Consider the following x64 code, produced by clang:
mov rax, qword ptr [rsi] ; 1
mov rdx, qword ptr [rip + hash_mult] ; 1
imul rdx, qword ptr [rax - 8] ; 2
movzx ecx, byte ptr [rip + hash_shift] ; 1
shr rdx, cl ; 3
mov rax, qword ptr [rip + vptrs] ; 2 - or 3 ???
mov rax, qword ptr [rax + 8*rdx] ; 4
mov rcx, qword ptr [rip + slots_strides] ; 1
mov rax, qword ptr [rax + 8*rcx] ; 2
jmp rax ; 5
I have two questions.
Can I assume that the lines marked with the same ordinal can and will be executed in parallel?
What's with the byte ptr
used by the movzx
instruction? Does it indicate poor alignment?
Your analysis is almost correct.
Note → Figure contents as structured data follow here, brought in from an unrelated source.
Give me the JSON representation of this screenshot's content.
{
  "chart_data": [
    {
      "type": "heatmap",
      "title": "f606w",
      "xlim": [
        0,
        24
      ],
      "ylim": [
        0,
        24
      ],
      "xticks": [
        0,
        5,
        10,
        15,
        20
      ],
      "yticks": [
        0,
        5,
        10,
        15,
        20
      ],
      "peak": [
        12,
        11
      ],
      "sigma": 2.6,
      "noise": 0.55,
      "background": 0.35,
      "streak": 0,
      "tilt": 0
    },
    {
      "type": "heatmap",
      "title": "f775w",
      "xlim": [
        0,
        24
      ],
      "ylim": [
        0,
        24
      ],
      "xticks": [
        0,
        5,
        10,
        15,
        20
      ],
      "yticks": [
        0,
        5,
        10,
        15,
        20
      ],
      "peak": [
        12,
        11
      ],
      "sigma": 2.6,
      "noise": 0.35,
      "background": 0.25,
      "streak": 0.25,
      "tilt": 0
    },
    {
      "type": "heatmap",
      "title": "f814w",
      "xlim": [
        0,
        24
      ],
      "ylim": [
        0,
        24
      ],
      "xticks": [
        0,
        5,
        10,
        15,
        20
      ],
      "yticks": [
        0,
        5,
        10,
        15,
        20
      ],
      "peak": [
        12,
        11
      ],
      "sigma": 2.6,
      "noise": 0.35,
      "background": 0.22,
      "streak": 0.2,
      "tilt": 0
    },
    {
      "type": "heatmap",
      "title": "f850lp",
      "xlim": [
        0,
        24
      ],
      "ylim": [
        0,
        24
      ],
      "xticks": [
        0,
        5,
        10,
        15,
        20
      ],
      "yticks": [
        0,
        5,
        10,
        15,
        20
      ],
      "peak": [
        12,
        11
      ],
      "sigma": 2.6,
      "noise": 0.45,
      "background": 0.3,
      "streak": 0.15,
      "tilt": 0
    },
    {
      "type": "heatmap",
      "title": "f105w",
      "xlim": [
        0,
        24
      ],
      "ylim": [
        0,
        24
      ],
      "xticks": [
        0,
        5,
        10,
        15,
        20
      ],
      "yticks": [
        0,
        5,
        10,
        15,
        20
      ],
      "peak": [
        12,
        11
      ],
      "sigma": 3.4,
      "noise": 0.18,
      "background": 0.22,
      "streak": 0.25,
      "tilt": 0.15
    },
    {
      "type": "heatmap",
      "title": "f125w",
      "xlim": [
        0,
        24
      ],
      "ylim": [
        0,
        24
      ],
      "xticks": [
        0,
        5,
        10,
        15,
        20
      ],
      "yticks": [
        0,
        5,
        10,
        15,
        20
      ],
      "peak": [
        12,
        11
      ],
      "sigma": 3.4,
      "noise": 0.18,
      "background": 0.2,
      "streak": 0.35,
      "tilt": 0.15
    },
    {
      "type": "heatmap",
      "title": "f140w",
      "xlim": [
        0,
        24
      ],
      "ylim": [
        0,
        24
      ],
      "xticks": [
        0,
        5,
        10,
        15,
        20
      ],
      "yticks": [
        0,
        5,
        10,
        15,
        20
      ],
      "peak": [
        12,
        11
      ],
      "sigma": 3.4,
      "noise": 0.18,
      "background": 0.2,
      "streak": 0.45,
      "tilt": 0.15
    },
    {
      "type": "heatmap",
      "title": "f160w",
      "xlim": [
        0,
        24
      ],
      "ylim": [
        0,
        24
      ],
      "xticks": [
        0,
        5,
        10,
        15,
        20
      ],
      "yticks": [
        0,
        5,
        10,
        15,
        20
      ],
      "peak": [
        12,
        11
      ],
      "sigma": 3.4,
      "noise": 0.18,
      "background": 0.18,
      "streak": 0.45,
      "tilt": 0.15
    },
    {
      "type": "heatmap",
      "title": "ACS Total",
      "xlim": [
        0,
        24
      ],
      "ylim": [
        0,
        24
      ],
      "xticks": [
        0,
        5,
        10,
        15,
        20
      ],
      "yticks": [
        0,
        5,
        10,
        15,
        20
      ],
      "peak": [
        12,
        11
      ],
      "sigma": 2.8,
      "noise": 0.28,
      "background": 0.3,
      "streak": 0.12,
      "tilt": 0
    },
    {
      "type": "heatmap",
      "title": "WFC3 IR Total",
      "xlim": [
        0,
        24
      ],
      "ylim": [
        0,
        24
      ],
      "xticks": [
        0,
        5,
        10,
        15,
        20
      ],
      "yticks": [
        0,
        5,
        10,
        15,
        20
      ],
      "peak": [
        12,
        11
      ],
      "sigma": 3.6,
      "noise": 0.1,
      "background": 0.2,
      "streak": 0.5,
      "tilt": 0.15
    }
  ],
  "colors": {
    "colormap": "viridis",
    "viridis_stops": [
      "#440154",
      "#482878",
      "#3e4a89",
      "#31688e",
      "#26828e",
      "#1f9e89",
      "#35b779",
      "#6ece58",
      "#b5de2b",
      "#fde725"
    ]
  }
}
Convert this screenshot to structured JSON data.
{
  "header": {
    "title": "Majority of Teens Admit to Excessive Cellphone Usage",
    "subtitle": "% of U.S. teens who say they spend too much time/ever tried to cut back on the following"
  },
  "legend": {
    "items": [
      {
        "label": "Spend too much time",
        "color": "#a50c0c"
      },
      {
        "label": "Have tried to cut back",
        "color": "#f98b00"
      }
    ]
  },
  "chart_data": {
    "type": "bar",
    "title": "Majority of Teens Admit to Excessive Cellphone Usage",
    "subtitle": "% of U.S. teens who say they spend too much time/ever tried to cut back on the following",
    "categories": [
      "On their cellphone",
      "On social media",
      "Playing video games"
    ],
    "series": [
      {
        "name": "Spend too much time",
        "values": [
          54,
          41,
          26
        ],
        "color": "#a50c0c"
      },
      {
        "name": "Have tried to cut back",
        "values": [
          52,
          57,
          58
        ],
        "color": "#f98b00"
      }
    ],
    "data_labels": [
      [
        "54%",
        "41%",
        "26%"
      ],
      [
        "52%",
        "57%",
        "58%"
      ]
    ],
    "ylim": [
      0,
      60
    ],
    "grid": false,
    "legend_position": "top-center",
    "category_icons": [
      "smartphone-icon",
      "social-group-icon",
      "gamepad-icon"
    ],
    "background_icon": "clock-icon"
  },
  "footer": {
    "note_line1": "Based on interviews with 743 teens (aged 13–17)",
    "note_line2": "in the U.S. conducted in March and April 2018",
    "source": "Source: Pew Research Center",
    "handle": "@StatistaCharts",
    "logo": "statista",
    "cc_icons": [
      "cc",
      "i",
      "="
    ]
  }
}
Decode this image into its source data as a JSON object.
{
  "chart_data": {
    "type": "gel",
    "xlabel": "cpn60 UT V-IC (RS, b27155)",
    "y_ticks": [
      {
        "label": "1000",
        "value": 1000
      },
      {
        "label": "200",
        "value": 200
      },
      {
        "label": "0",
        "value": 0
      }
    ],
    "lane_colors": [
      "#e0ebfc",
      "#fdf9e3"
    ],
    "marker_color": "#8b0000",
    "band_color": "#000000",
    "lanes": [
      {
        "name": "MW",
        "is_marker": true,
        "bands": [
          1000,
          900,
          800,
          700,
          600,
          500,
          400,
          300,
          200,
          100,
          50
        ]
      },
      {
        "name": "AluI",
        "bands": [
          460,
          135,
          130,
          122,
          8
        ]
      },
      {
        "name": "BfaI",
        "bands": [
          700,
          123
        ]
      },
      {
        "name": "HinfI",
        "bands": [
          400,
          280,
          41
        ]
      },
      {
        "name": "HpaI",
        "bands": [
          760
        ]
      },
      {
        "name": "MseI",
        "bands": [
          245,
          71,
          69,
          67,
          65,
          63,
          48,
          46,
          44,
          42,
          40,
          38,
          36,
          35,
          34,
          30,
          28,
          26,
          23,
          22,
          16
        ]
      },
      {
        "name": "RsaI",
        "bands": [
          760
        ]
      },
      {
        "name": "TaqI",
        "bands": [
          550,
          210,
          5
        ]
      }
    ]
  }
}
The instruction mov rax, qword ptr [rip + vptrs]
can also execute as early as group 1—register renaming uncouples instructions from the names of the registers they use.
Note that the actual order in which the instructions are executed depends on the specific microarchitecture used. Use a tool like uiCA to analyse this. (https://uica.uops.info/)
The byte ptr
phrase indicates that the operand is a pointer to a byte, as opposed to a pointer to a quadword as with the other operands.